Zaman-ı meşrûtiyetin zembereği, ruhu, kuvveti, hâkimi, ağası
haktır, akıldır, marifettir, kânundur, efkâr-ı ammedir... Kimin
aklı keskin, kalbi parlak olursa, yalnız o yükselecektir.
Bediüzzaman Said Nursî
Atalarımız, boşuna “Keskin sirke, küpüne zarar” dememiş.
Bu tür isabetli sözlerin kaynağı örfümüz, imanımız, irfanımızdır.
Âyette “Ruhemâu beynehûm” deniliyor. Yani: Kendi aranızda merhametli olun; birbirinize karşı mülâyemetle hareket edin.
Bu hakikate iman ettiği halde, bunu nefsinde tatbik etmeyen çok sayıda insanımız var.

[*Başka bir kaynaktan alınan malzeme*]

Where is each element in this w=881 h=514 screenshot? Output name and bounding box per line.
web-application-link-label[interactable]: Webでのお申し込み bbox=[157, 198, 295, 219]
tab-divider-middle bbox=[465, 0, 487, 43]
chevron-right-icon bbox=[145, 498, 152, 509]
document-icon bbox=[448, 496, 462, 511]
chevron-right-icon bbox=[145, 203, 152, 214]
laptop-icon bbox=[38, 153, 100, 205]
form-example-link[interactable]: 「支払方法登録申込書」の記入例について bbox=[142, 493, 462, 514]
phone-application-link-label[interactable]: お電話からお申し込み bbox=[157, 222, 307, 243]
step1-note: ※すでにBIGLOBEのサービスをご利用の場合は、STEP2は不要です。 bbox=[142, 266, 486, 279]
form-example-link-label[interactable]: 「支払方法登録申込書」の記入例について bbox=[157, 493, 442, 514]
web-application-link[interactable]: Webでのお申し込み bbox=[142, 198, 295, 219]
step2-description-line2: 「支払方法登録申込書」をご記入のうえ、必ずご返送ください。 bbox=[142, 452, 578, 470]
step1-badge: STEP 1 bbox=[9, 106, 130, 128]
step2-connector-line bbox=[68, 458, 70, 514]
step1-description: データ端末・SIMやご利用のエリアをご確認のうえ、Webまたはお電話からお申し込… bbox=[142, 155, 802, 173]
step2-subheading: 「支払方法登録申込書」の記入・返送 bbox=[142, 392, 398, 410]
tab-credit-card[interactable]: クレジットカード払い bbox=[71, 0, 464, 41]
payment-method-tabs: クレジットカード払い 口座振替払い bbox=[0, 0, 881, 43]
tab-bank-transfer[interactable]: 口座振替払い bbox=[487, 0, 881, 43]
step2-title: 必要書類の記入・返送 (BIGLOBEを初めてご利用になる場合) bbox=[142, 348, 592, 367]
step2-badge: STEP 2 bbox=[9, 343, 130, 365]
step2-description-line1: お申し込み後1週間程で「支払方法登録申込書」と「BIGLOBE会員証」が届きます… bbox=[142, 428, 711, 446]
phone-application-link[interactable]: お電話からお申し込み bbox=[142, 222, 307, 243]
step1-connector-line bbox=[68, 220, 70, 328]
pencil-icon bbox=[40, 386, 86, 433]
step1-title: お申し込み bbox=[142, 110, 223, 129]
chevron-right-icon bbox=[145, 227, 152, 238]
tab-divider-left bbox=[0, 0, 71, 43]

Zaten, imtihanın en zor, en çetin kısmı da burasıdır: İnandığını yaşayıp yaşayamama noktası...
* * *
Tavsiyelere, nasihatlere, mürşidâne sözlere bakarsanız, herkesin birbirine demet demet sabır, sebat, metanet, merhamet, uhuvvet, muhabbet, mülâyemet, ferâgat, fedâkârlık, kavl-i leyyini... takdim veya tavsiye ettiğini görürsünüz.
Bunlar elbette ki güzel ve olması gereken şeyler. Fakat, mesele bundan ve bu kadarlıktan ibaret değil.
Asıl mesele, işin tatbikat sahasında karşımıza çıkıyor.